Comme l'a déclaré le président de Palau Surangel Whipps Jr. lors de la COP26, "Nous [les PEID] voyons que le soleil brûlant nous donne une chaleur intolérable, la mer qui se réchauffe nous envahit, les vents forts nous soufflent dans tous les sens, nos ressources disparaissent avant que nos yeux et notre avenir nous est volé.
 
Alors que les engagements de réduction des émissions de dioxyde de carbone pris dans le cadre de l'Accord de Paris prennent progressivement forme, les émissions de CO2 déjà présentes dans l'atmosphère continueront de réchauffer l'atmosphère pendant des décennies avant que toute baisse des concentrations ne se matérialise. Cependant, les impacts d'événements météorologiques plus extrêmes et de l'élévation du niveau de la mer se font déjà sentir dans les PEID, et la fenêtre d'opportunité pour ralentir la progression du réchauffement climatique s'épuise. Le GIEC déclare désormais que le seul moyen de ralentir le réchauffement à court terme et d'atteindre l'objectif de l'Accord de Paris de limiter le réchauffement à 1.5 °C est d'agir sur les polluants climatiques à courte durée de vie (SLCPs), qui se dégagent de l'atmosphère en des périodes allant de quelques jours à 15 ans. La réduction des polluants climatiques à courte durée de vie a le potentiel d'éviter jusqu'à 0.6 ° C de réchauffement climatique d'ici 2050. Pour les PEID, cela signifie le potentiel crucial de ralentir le taux d'élévation du niveau de la mer d'environ 20% dans la première moitié de ce siècle et 50 % d'ici 2100, donnant aux PEID plus de temps pour s'adapter.  

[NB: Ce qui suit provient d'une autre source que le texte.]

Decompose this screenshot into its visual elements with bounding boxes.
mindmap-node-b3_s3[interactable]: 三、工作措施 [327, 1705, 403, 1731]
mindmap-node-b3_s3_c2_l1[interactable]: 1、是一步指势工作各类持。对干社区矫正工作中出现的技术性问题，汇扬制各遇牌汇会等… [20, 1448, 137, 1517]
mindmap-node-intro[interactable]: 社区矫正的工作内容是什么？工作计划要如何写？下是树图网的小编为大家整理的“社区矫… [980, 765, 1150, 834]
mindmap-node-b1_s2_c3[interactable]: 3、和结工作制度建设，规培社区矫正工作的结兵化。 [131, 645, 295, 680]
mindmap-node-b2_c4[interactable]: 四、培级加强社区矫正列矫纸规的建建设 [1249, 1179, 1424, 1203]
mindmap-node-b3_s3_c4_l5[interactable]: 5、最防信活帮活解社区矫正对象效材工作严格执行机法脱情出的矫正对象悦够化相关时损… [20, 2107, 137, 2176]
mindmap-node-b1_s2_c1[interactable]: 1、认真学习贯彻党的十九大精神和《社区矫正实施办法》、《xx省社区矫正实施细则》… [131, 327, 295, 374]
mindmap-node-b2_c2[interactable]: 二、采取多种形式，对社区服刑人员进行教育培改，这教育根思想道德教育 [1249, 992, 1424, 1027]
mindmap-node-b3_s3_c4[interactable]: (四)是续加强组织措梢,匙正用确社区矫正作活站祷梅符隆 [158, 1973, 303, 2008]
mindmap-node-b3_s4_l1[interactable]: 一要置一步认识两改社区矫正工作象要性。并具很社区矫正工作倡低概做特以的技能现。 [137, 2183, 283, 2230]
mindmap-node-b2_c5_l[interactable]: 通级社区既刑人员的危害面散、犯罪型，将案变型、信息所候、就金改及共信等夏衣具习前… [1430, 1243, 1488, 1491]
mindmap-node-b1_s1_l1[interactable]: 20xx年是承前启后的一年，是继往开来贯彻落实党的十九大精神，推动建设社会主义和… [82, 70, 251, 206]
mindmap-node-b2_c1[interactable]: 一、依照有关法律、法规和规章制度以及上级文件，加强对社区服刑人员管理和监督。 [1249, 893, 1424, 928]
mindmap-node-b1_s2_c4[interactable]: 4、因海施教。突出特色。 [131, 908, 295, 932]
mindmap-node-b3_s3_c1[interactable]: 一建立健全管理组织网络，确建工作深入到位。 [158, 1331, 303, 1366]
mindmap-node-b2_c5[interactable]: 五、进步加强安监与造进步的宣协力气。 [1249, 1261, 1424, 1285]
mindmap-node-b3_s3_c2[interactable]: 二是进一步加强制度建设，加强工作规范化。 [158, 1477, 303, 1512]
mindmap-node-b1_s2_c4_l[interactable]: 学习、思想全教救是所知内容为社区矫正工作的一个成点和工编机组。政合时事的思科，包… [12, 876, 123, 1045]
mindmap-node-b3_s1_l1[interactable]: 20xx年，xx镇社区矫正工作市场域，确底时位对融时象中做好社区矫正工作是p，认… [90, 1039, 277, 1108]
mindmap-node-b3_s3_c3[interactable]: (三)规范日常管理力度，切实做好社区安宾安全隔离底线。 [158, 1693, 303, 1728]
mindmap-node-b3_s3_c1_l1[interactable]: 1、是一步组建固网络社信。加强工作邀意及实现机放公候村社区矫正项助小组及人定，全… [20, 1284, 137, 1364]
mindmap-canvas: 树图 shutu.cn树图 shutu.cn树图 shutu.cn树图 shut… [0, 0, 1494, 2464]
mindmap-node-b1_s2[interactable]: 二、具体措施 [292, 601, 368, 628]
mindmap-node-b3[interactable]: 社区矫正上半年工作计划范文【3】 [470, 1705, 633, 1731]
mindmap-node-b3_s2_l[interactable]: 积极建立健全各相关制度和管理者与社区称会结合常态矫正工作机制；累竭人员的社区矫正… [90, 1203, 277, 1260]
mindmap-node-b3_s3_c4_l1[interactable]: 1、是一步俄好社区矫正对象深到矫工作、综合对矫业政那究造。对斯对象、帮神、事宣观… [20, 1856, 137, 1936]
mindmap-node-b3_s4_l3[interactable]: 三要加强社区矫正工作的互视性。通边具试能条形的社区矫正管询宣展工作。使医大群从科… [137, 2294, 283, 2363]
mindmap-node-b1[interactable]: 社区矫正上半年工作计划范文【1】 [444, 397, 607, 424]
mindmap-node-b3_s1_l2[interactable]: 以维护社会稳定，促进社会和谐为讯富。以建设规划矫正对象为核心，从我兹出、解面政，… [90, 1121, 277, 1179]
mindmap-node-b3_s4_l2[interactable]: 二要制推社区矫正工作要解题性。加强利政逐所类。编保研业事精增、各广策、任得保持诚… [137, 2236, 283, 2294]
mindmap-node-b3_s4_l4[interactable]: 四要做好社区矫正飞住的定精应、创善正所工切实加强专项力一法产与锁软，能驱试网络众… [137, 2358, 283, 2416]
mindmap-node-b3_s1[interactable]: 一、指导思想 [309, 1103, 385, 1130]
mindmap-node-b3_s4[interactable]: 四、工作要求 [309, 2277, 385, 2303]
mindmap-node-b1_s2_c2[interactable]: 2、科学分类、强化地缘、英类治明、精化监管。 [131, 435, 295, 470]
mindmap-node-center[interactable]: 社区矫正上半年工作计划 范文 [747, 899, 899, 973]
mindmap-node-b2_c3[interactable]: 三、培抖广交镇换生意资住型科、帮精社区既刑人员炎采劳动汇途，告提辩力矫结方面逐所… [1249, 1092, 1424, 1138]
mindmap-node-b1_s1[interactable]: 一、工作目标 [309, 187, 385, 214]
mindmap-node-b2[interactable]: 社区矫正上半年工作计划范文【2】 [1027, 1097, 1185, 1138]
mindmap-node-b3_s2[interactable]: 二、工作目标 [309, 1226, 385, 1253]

La réduction des polluants climatiques à courte durée de vie dans des domaines tels que la gestion des déchets, le transport et le refroidissement promet également des avantages localisés pour les PEID en réduisant le carbone noir, le méthane et les hydrofluorocarbures, qui nuisent à la production agricole locale et à la santé publique. Dans les PEID, la consommation de ces SLCPs est tiré par des industries essentielles telles que le tourisme et la pêche, il est donc essentiel de trouver des alternatives durables.
 
Le carbone noir est également produit dans le secteur agricole par la combustion à ciel ouvert des résidus agricoles, ce qui réduit les rendements des cultures et perturbe les régimes de précipitations. Par exemple, à Fidji, la culture du riz est devenue une priorité nationale. Les producteurs sont passés des méthodes de culture traditionnelles à une production de riz intelligente face au climat qui utilise des cycles alternés d'humidification et de séchage, et peut augmenter considérablement les rendements des cultures tout en réduisant les émissions de méthane de la production de riz jusqu'à 80 %.  

L'effet du noir de carbone sur l'accélération de la fonte des neiges et des glaces est particulièrement préoccupant pour les PEID. Il le fait en attirant plus de chaleur sur des surfaces autrement réfléchissantes et en augmentant la fonte polaire et montagneuse et donc l'élévation du niveau de la mer. Le carbone noir est déposé sur la neige et la glace par les courants d'air régionaux transportant des particules provenant de sources de combustion telles que la cuisine, le chauffage et l'éclairage domestiques, la combustion agricole et les émissions de diesel des navires traversant l'Arctique. La fonte des calottes polaires présente un risque important de pousser le réchauffement vers des points de bascule dangereux dont il sera difficile de revenir. 
 
Le sort des SID dans la course contre le changement climatique nous rappelle que la réduction des SLPC est essentielle pour nous maintenir sur la voie des 1.5˚C. Les avantages de l'action pour la qualité de l'air et les écosystèmes vont cependant au-delà du réchauffement climatique et soutiennent la réalisation des objectifs de développement durable et de meilleurs résultats humains et planétaires pour tous.